How to detect text duplicates with Django
Our feedback on cleaning a bunch of documents with PostgreSQL
This article is a part of a series on the making of “Islam, media subject”, a study on the perception of Islam by french national daily newspapers. You can read our first published article here.
When we realized our “Islam, media subject” study we observed that newspapers tended to publish articles having an identical (or almost identical) content. This can be explained by many reasons: an article published in a newpaper’s different editions (like “Africa”, “Asia”, “Europe”, et cetera), a human mistake, or even a bug from the website/archive the article was retrieved from.
But, as we explained in our first article, this small study heavily relies on words/terms occurrences counting. So we figured that those articles’ duplicates would taint our results by making some terms artificially more important than others and, therefore, that they had to be removed.

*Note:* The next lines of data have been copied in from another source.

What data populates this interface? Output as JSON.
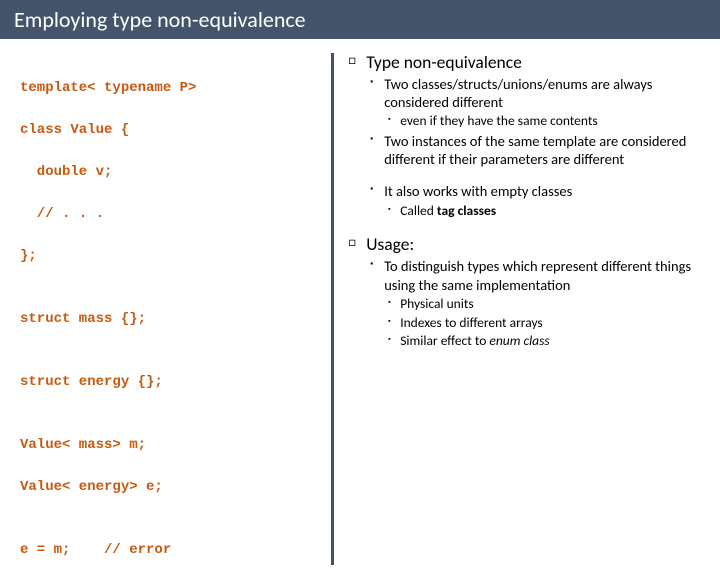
{
  "title": "Employing type non-equivalence",
  "code": {
    "l1": "template< typename P>",
    "l2": "class Value {",
    "l3": "  double v;",
    "l4": "  // . . .",
    "l5": "};",
    "l6": "struct mass {};",
    "l7": "struct energy {};",
    "l8": "Value< mass> m;",
    "l9": "Value< energy> e;",
    "l10": "e = m;    // error"
  },
  "bullets": {
    "h1": "Type non-equivalence",
    "a1": "Two classes/structs/unions/enums are always considered different",
    "a1s": "even if they have the same contents",
    "a2": "Two instances of the same template are considered different if their parameters are different",
    "a3": "It also works with empty classes",
    "a3s_pre": "Called ",
    "a3s_b": "tag classes",
    "h2": "Usage:",
    "b1": "To distinguish types which represent different things using the same implementation",
    "b1s1": "Physical units",
    "b1s2": "Indexes to different arrays",
    "b1s3_pre": "Similar effect to ",
    "b1s3_em": "enum class"
  }
}
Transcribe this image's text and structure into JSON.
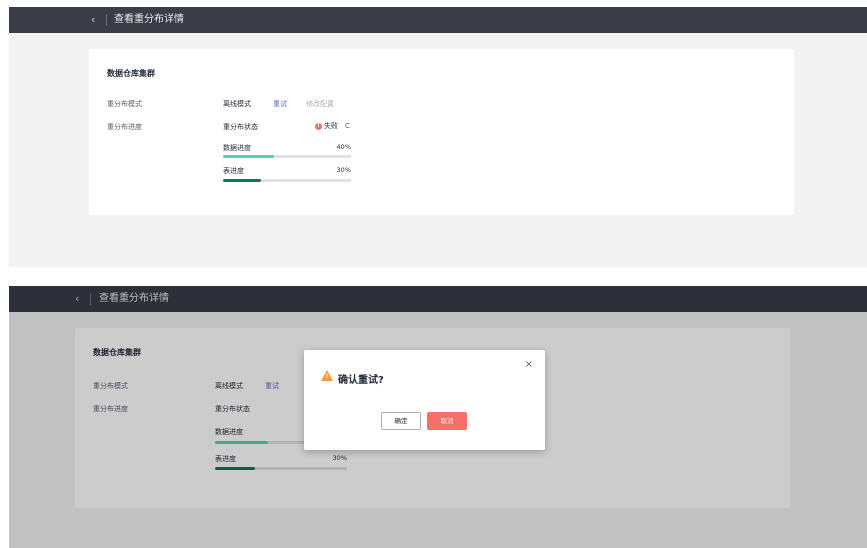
{
  "header": {
    "back_icon": "‹",
    "title": "查看重分布详情"
  },
  "card": {
    "title": "数据仓库集群",
    "mode_label": "重分布模式",
    "mode_value": "离线模式",
    "retry_link": "重试",
    "modify_config_link": "修改配置",
    "progress_label": "重分布进度",
    "status_label": "重分布状态",
    "status_value": "失败",
    "data_progress_label": "数据进度",
    "data_progress_value": "40%",
    "data_progress_fraction": 0.4,
    "table_progress_label": "表进度",
    "table_progress_value": "30%",
    "table_progress_fraction": 0.3
  },
  "dialog": {
    "title": "确认重试?",
    "ok_label": "确定",
    "cancel_label": "取消",
    "close_icon": "×"
  },
  "colors": {
    "header_bg": "#3a3d48",
    "link": "#526ecc",
    "error": "#f66f6a",
    "warning": "#fa9841",
    "data_progress": "#50d4ab",
    "table_progress": "#0a7a57"
  }
}
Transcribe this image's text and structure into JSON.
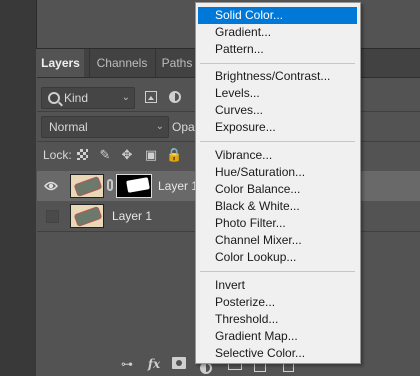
{
  "panel": {
    "tabs": [
      {
        "label": "Layers",
        "active": true
      },
      {
        "label": "Channels",
        "active": false
      },
      {
        "label": "Paths",
        "active": false
      }
    ],
    "filter": {
      "kind_label": "Kind"
    },
    "blend_mode": "Normal",
    "opacity_label": "Opa",
    "lock_label": "Lock:",
    "layers": [
      {
        "name": "Layer 1",
        "visible": true,
        "selected": true,
        "has_mask": true
      },
      {
        "name": "Layer 1",
        "visible": false,
        "selected": false,
        "has_mask": false
      }
    ],
    "bottom_toolbar": {
      "fx_label": "fx",
      "link_glyph": "⊶"
    }
  },
  "menu": {
    "groups": [
      [
        "Solid Color...",
        "Gradient...",
        "Pattern..."
      ],
      [
        "Brightness/Contrast...",
        "Levels...",
        "Curves...",
        "Exposure..."
      ],
      [
        "Vibrance...",
        "Hue/Saturation...",
        "Color Balance...",
        "Black & White...",
        "Photo Filter...",
        "Channel Mixer...",
        "Color Lookup..."
      ],
      [
        "Invert",
        "Posterize...",
        "Threshold...",
        "Gradient Map...",
        "Selective Color..."
      ]
    ],
    "highlighted": "Solid Color...",
    "highlight_color": "#0078d7"
  },
  "colors": {
    "workspace": "#535353",
    "tab_bar": "#424242",
    "selected_row": "#696969",
    "menu_bg": "#f0f0f0"
  },
  "icons": {
    "kind_search": "search-icon",
    "pixel_filter": "image-filter-icon",
    "adjustment_filter": "adjustment-filter-icon",
    "visibility": "eye-icon",
    "link": "chain-link-icon"
  }
}
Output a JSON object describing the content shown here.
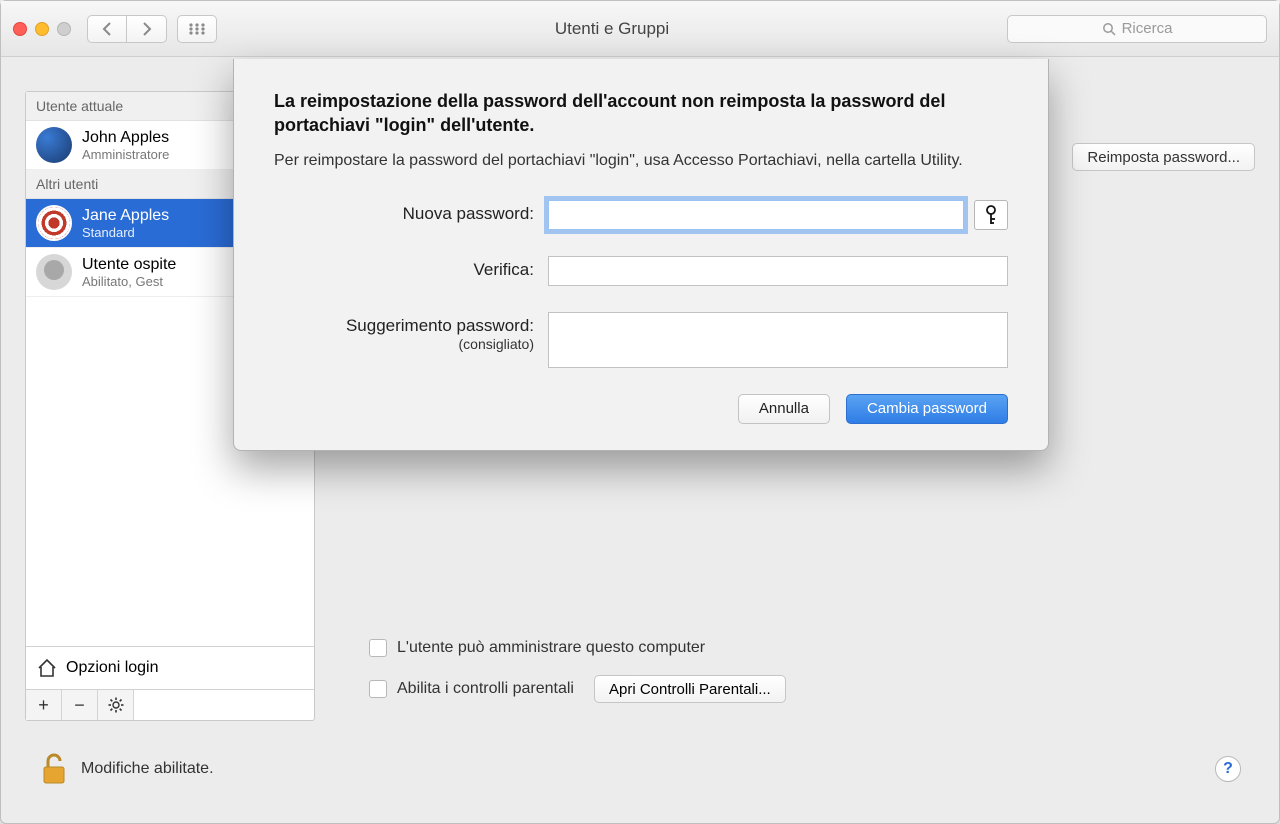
{
  "window": {
    "title": "Utenti e Gruppi",
    "search_placeholder": "Ricerca"
  },
  "sidebar": {
    "current_user_header": "Utente attuale",
    "current_user": {
      "name": "John Apples",
      "role": "Amministratore"
    },
    "other_users_header": "Altri utenti",
    "users": [
      {
        "name": "Jane Apples",
        "role": "Standard",
        "selected": true
      },
      {
        "name": "Utente ospite",
        "role": "Abilitato, Gest"
      }
    ],
    "login_options": "Opzioni login"
  },
  "main": {
    "reset_password_button": "Reimposta password...",
    "admin_checkbox": "L'utente può amministrare questo computer",
    "parental_checkbox": "Abilita i controlli parentali",
    "open_parental_button": "Apri Controlli Parentali..."
  },
  "footer": {
    "lock_text": "Modifiche abilitate."
  },
  "sheet": {
    "heading": "La reimpostazione della password dell'account non reimposta la password del portachiavi \"login\" dell'utente.",
    "description": "Per reimpostare la password del portachiavi \"login\", usa Accesso Portachiavi, nella cartella Utility.",
    "labels": {
      "new_password": "Nuova password:",
      "verify": "Verifica:",
      "hint_label": "Suggerimento password:",
      "hint_sub": "(consigliato)"
    },
    "values": {
      "new_password": "",
      "verify": "",
      "hint": ""
    },
    "buttons": {
      "cancel": "Annulla",
      "confirm": "Cambia password"
    }
  }
}
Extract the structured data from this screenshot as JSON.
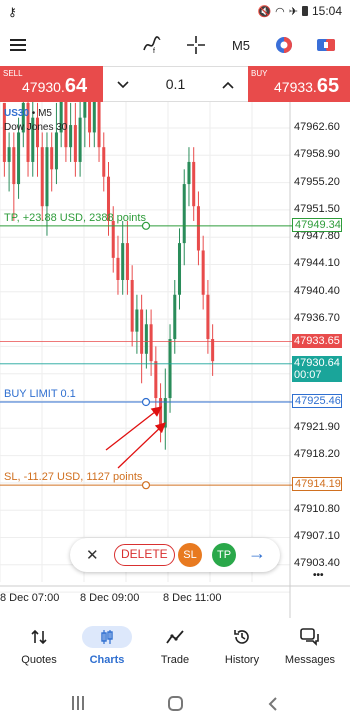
{
  "status": {
    "time": "15:04"
  },
  "toolbar": {
    "timeframe": "M5"
  },
  "trade": {
    "sell_label": "SELL",
    "sell_price_main": "47930.",
    "sell_price_big": "64",
    "buy_label": "BUY",
    "buy_price_main": "47933.",
    "buy_price_big": "65",
    "lot": "0.1",
    "lot_down": "⌄",
    "lot_up": "⌃"
  },
  "chart": {
    "symbol": "US30",
    "timeframe_tag": "M5",
    "name": "Dow Jones 30",
    "y_ticks": [
      "47962.60",
      "47958.90",
      "47955.20",
      "47951.50",
      "47947.80",
      "47944.10",
      "47940.40",
      "47936.70",
      "47921.90",
      "47918.20",
      "47910.80",
      "47907.10",
      "47903.40"
    ],
    "x_ticks": [
      "8 Dec 07:00",
      "8 Dec 09:00",
      "8 Dec 11:00"
    ],
    "tp_label": "TP, +23.88 USD, 2388 points",
    "tp_price": "47949.34",
    "sell_line_price": "47933.65",
    "bid_price": "47930.64",
    "bid_timer": "00:07",
    "buy_limit_label": "BUY LIMIT 0.1",
    "buy_limit_price": "47925.46",
    "sl_label": "SL, -11.27 USD, 1127 points",
    "sl_price": "47914.19",
    "more": "•••",
    "colors": {
      "up": "#2a8c5a",
      "down": "#e84b4b",
      "tp": "#2e9c3a",
      "sl": "#d07020",
      "limit": "#2f6fd0",
      "bid": "#1aa59a"
    }
  },
  "actions": {
    "close": "✕",
    "delete": "DELETE",
    "sl": "SL",
    "tp": "TP",
    "arrow": "→"
  },
  "nav": [
    {
      "label": "Quotes",
      "icon": "quotes-icon"
    },
    {
      "label": "Charts",
      "icon": "charts-icon"
    },
    {
      "label": "Trade",
      "icon": "trade-icon"
    },
    {
      "label": "History",
      "icon": "history-icon"
    },
    {
      "label": "Messages",
      "icon": "messages-icon"
    }
  ],
  "candles": [
    [
      47966,
      47958,
      47966,
      47956
    ],
    [
      47958,
      47960,
      47962,
      47954
    ],
    [
      47960,
      47955,
      47962,
      47950
    ],
    [
      47955,
      47962,
      47964,
      47953
    ],
    [
      47962,
      47966,
      47970,
      47960
    ],
    [
      47966,
      47958,
      47968,
      47956
    ],
    [
      47958,
      47964,
      47968,
      47956
    ],
    [
      47964,
      47960,
      47966,
      47956
    ],
    [
      47960,
      47952,
      47962,
      47950
    ],
    [
      47952,
      47960,
      47962,
      47948
    ],
    [
      47960,
      47957,
      47962,
      47954
    ],
    [
      47957,
      47962,
      47966,
      47955
    ],
    [
      47962,
      47967,
      47970,
      47960
    ],
    [
      47967,
      47960,
      47970,
      47958
    ],
    [
      47960,
      47963,
      47966,
      47958
    ],
    [
      47963,
      47958,
      47966,
      47956
    ],
    [
      47958,
      47964,
      47968,
      47956
    ],
    [
      47964,
      47970,
      47972,
      47960
    ],
    [
      47970,
      47962,
      47972,
      47960
    ],
    [
      47962,
      47968,
      47972,
      47960
    ],
    [
      47968,
      47960,
      47970,
      47958
    ],
    [
      47960,
      47956,
      47962,
      47954
    ],
    [
      47956,
      47950,
      47958,
      47948
    ],
    [
      47950,
      47945,
      47952,
      47943
    ],
    [
      47945,
      47942,
      47948,
      47940
    ],
    [
      47942,
      47947,
      47950,
      47940
    ],
    [
      47947,
      47942,
      47950,
      47940
    ],
    [
      47942,
      47935,
      47944,
      47933
    ],
    [
      47935,
      47938,
      47940,
      47932
    ],
    [
      47938,
      47932,
      47940,
      47928
    ],
    [
      47932,
      47936,
      47938,
      47930
    ],
    [
      47936,
      47931,
      47938,
      47929
    ],
    [
      47931,
      47926,
      47933,
      47924
    ],
    [
      47926,
      47922,
      47928,
      47920
    ],
    [
      47922,
      47926,
      47930,
      47919
    ],
    [
      47926,
      47934,
      47936,
      47924
    ],
    [
      47934,
      47940,
      47942,
      47932
    ],
    [
      47940,
      47947,
      47949,
      47938
    ],
    [
      47947,
      47955,
      47957,
      47944
    ],
    [
      47955,
      47958,
      47960,
      47952
    ],
    [
      47958,
      47952,
      47960,
      47950
    ],
    [
      47952,
      47946,
      47954,
      47944
    ],
    [
      47946,
      47940,
      47948,
      47938
    ],
    [
      47940,
      47934,
      47942,
      47932
    ],
    [
      47934,
      47931,
      47936,
      47929
    ]
  ]
}
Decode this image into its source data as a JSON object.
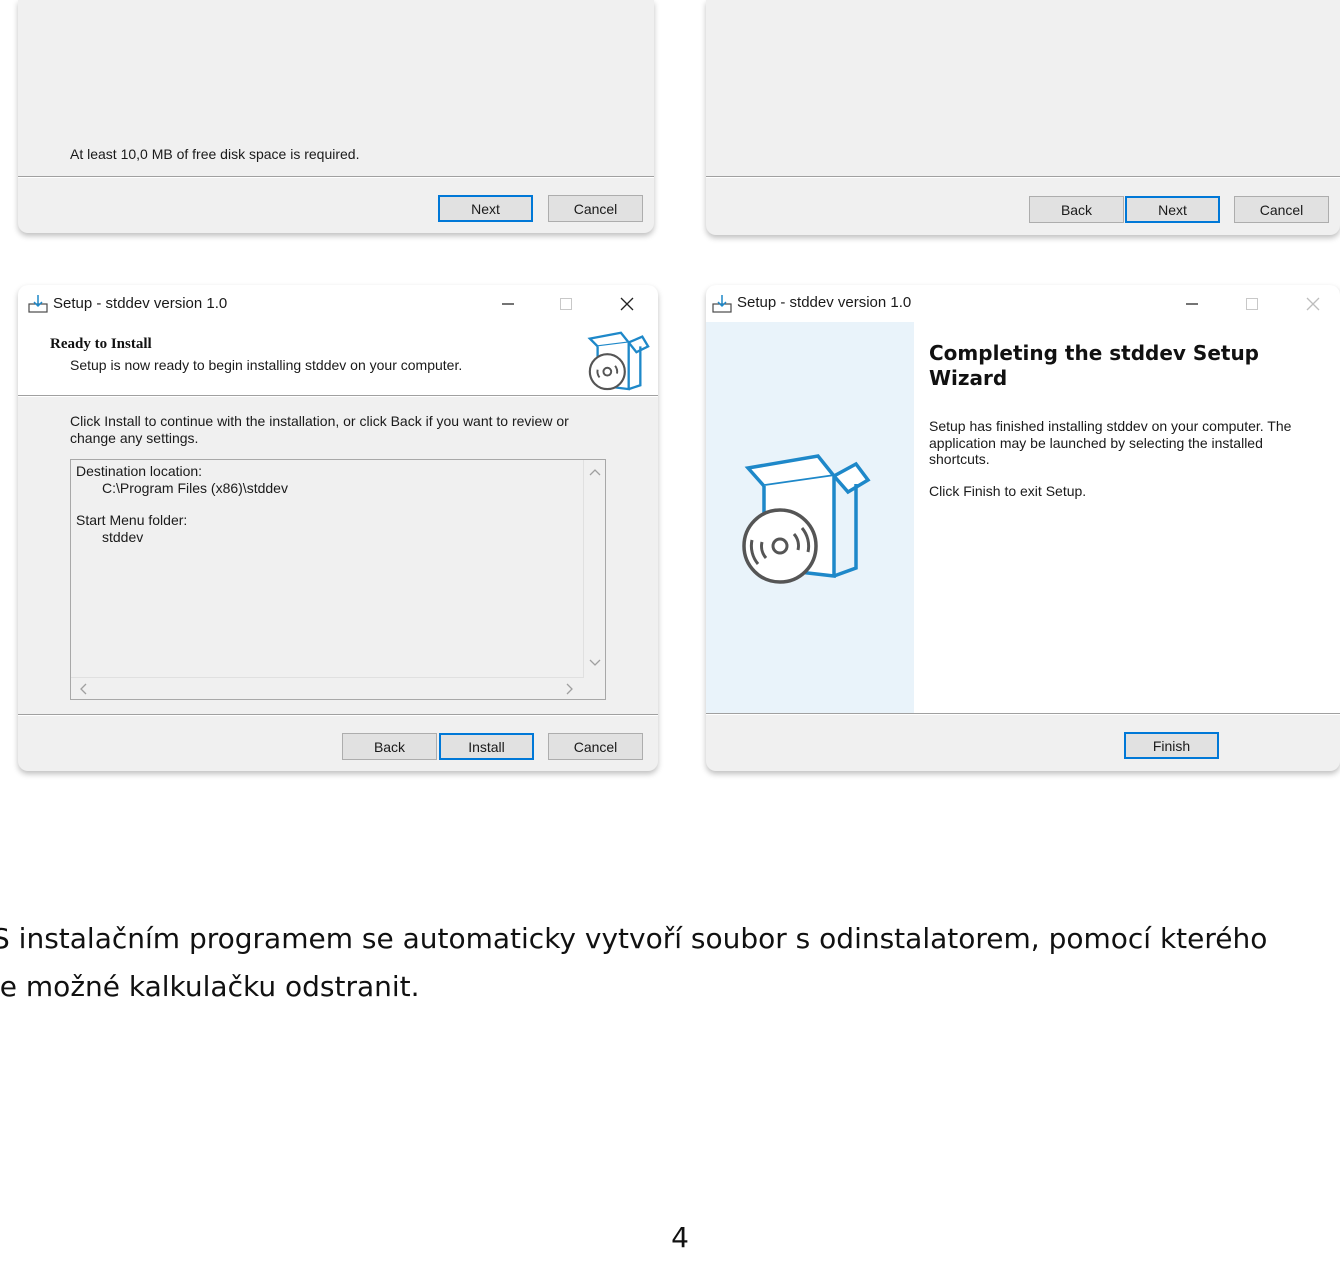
{
  "window1": {
    "disk_space_text": "At least 10,0 MB of free disk space is required.",
    "next_label": "Next",
    "cancel_label": "Cancel"
  },
  "window2": {
    "back_label": "Back",
    "next_label": "Next",
    "cancel_label": "Cancel"
  },
  "window3": {
    "title": "Setup - stddev version 1.0",
    "heading": "Ready to Install",
    "subheading": "Setup is now ready to begin installing stddev on your computer.",
    "instruction": "Click Install to continue with the installation, or click Back if you want to review or change any settings.",
    "memo": {
      "dest_label": "Destination location:",
      "dest_value": "C:\\Program Files (x86)\\stddev",
      "start_menu_label": "Start Menu folder:",
      "start_menu_value": "stddev"
    },
    "back_label": "Back",
    "install_label": "Install",
    "cancel_label": "Cancel"
  },
  "window4": {
    "title": "Setup - stddev version 1.0",
    "heading": "Completing the stddev Setup Wizard",
    "finished_text": "Setup has finished installing stddev on your computer. The application may be launched by selecting the installed shortcuts.",
    "exit_text": "Click Finish to exit Setup.",
    "finish_label": "Finish"
  },
  "page": {
    "caption_line1": "S instalačním programem se automaticky vytvoří soubor s odinstalatorem, pomocí kterého",
    "caption_line2": "je možné kalkulačku odstranit.",
    "page_number": "4"
  },
  "colors": {
    "accent": "#0078d7",
    "icon_blue": "#1e88c9",
    "sidebar": "#e9f3fa"
  }
}
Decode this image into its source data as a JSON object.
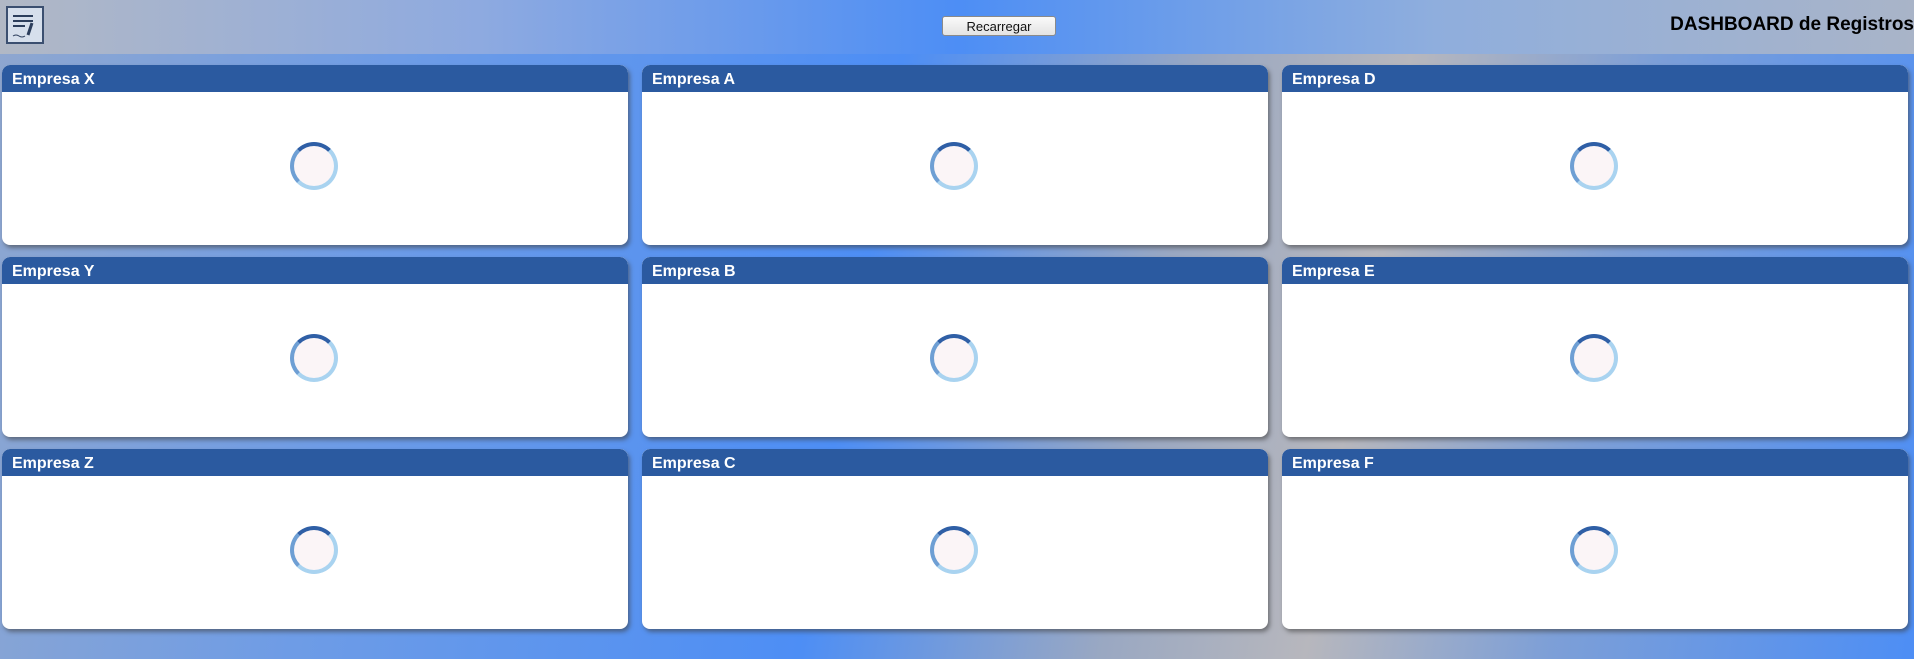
{
  "header": {
    "logo": "document-lines-icon",
    "reload_label": "Recarregar",
    "title": "DASHBOARD de Registros"
  },
  "cards": [
    {
      "name": "Empresa X",
      "state": "loading"
    },
    {
      "name": "Empresa A",
      "state": "loading"
    },
    {
      "name": "Empresa D",
      "state": "loading"
    },
    {
      "name": "Empresa Y",
      "state": "loading"
    },
    {
      "name": "Empresa B",
      "state": "loading"
    },
    {
      "name": "Empresa E",
      "state": "loading"
    },
    {
      "name": "Empresa Z",
      "state": "loading"
    },
    {
      "name": "Empresa C",
      "state": "loading"
    },
    {
      "name": "Empresa F",
      "state": "loading"
    }
  ],
  "colors": {
    "card_header": "#2b5aa0",
    "accent": "#4d8ef5"
  }
}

In this article, I first want to share with you the major errors we made trying to detect and remove those duplicates, so you can avoid them. And after that, I will explain the final solution we chose and how we tweaked it to make it work faster. But first, let me explain our initial setup.
To clarify a bit the next parts of this article let’s see how we defined articles: In our application an Article is an object with a date (the day of its publication) with an headline, an URL, a textual content and, finally, a newspaper of origin (represented in a different class).
Now that we defined those articles, let’s see how not to detect duplicates among them.
How not to detect duplicates
1. The Django “grouping”
Since we were using Django, we first tried to rely on a “django-only” solution (like bellow) by using the Django grouping mechanism and group articles based on their title and date.
Indeed, an article having the same title, in the same newspaper published the same day as another article should be a duplicate, right? Well not exactly. For instance, we saw that newspapers tended to create specific headlines that were being reused among articles with different content (like on situations reports, LIVE articles, et cetera).
Moreover, with this approach, we may miss potential duplicates because if two headlines have punctuation differences or case changes they won’t be detected as duplicates.
Finally, if a legit duplicated article is published on a different day it won’t be detected as a duplicate either.
2. The “PARTITION BY”
At this point, we were pretty sure that we needed to do some grouping on content field itself in order to detect duplicates. But we needed to get rid of the variations occurring on this field and created an SQL query for that.
Here, the “row_number() OVER (PARTITION BY”, is what does the job. It counts the number of rows having the same “homogenized” content and returns the duplicated IDs. And it worked for numerous articles.
But then the obvious truth appeared before us and took our whole sight: duplicated articles can have more than punctuation or case changes. Words or sentences could be added/deleted, orthography could change, et cetera. And this technique couldn’t handle it. Even a single letter change (like a typo fix) wouldn’t be detected.
The right way to detect duplicates
Grouping will never be the right technique to detect duplicates and it took us an eternity to realize it. A thousand face-palms later, we started to look for the right way to detect duplicates by detecting similarities between texts.
Use similarity detection
We were relieved to find out that this problem had already been solved in PostgreSQL by the (rightly named) similarity function (located in pg_tgrm module). This function works by creating tri-grams of characters on the text it receives as an argument. Then it compares created tri-grams together to detect similarities between texts with a similarity score (between zero and one).
As you can imagine, this is not an easy task to compute on your database system. So, if you plan to use it, be really careful to prepare your database a little bit. Because, if you just try to use it on your whole database without having an index you’ll end up with queries that take really long times to run.
You should read the documentation before using this function and take care to create indexes on the table fields you want to query.
Also consider the size of your database as an important data. In our case, with more than 40.000 articles, our first try to query with similarity. would make a JOIN that produced 40.000² rows (which makes 1.6 billion rows) to analyse, because it compared every row with one another. Don’t do that.
Instead, you should try a similar approach as the one described below, to reduce computation time to a reasonable time.
- Reduce the number of rows resulting of the join operation.
In our case we chose to compare articles published with less than three days of difference. This offset can be changed, either to bigger the number of potential duplicates, or to accelerate the query execution by reducing the number of joined rows.
- Reduce the size of the texts to compare.
The query execution can also be accelerated by reducing the size of text to compare to only a parts of the documents (for us the first 1000 characters). Also, like with Grouping, we don’t need the punctuation or case to detect similarities. On the contrary, ignoring those will improve similarity detection since the similarity function only cares about characters, not words.
The code of this solution can be found in this gist. It’s far from perfect but since it was a one-time solution, it was good enough for us.
Is there any other way of detecting duplicates/similarities?
We know that we didn’t investigate all existing techniques or tools to solve this issue. For instance it may be possible to use Sci-Kit learn as described in this Stack Overflow answer to detect similarities between documents then deal with them. That said, I’m not convinced this approach is less complex or more efficient than our solution, that’s why we did not study it further.
However we stay curious about the other possible ways of dealing with this issue that we didn’t see. So please, if you already were confronted to this issue and you know “cleaner”, quicker or more generic ways (as far as I know, this only works on PostgreSQL), let us know!